The compact mass—for perhaps half the column had entered the yard—swayed like the wheat-field before the gust, then like the same cropped by the scythe, reeled and fell down. Hardly a third was left alive.
These few fled, passing under the fire from two lines of guns and the barracks firing at close range. The musketeers would have killed each other but for the thick screen of fugitives between.
This curtain was ripped in wide places; four hundred men were stretched on the ground pavement, three hundred slain outright.
The hundred, more or less badly injured, groaned and tried to rise, but falling, gave part of the field of corpses a movement like the ocean swell, frightful to behold.
But gradually all died out, and apart from a few obstinate fellows who persisted in living, all fell into immobility.
The fugitives scattered over the Carrousel Square, and flowed out on the water-side on one hand and on the street by the other, yelling, "Murder—help! we were drawn into a death-trap."
On the New Bridge, they fell in with the main body.

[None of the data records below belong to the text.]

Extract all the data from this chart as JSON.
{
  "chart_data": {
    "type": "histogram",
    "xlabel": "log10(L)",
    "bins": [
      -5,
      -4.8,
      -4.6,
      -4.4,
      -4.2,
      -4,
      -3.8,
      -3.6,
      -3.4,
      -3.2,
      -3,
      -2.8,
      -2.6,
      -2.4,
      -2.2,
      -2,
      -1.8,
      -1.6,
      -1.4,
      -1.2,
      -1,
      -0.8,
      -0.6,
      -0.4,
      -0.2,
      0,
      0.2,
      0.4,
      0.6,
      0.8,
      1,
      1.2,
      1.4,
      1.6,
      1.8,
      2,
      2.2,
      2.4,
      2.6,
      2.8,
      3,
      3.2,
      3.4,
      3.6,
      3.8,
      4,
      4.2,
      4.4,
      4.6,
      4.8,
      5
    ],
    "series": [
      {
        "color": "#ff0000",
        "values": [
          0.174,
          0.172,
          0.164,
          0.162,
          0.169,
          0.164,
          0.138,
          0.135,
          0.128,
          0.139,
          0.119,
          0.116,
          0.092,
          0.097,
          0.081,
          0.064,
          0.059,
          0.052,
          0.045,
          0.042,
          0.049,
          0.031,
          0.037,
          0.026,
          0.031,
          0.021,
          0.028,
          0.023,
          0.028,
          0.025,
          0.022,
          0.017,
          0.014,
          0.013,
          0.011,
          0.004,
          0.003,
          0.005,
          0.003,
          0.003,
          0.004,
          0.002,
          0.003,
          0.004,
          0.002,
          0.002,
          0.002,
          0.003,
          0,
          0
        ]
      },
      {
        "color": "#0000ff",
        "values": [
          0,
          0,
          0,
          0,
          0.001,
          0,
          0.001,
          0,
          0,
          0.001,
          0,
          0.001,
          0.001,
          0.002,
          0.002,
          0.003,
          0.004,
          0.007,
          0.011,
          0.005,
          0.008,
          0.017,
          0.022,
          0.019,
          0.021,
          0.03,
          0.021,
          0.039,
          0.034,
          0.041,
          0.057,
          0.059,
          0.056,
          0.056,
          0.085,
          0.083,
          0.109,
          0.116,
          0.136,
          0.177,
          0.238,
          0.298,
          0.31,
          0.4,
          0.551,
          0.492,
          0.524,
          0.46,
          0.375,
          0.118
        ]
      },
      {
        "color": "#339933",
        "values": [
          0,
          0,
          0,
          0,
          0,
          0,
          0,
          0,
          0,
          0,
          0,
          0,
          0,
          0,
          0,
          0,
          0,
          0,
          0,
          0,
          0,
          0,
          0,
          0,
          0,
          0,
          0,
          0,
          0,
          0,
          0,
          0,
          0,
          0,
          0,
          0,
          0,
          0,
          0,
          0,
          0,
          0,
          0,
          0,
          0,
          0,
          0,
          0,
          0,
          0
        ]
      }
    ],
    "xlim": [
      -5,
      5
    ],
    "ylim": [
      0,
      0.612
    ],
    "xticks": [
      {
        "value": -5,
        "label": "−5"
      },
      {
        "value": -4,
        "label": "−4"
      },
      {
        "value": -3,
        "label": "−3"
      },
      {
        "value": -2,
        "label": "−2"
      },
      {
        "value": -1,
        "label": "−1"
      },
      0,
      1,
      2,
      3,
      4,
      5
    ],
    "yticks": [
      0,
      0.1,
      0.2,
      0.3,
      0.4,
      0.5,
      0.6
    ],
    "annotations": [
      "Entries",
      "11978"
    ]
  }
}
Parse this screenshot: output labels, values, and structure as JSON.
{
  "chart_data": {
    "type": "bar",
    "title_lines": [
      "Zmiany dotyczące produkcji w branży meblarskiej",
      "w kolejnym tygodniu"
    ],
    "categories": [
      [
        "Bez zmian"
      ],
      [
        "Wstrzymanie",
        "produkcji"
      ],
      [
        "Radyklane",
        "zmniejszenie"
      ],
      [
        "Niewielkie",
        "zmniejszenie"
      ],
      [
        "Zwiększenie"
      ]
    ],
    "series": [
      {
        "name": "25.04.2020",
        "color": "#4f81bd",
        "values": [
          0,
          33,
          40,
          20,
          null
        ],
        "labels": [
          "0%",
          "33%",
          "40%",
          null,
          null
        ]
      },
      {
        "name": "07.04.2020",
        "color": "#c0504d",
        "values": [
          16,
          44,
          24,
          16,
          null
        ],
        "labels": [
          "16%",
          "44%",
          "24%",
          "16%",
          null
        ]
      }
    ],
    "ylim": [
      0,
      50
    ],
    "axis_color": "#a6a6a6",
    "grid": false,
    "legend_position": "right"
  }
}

The bulk was commanded by two men on horseback, closely attended by one on foot, who seemed to have a share in the command.
"Help, Citizen Santerre!" shouted the flyers, recognizing in one of the riders the big brewer of St. Antoine, by his colossal stature, for which his huge Flemish horse was but a pedestal in keeping; "help! they are slaughtering our brothers."
"Who are?" demanded the brewer-general.
"The Swiss—they shot us down while we were cheek by jowl with them, a-kissing them."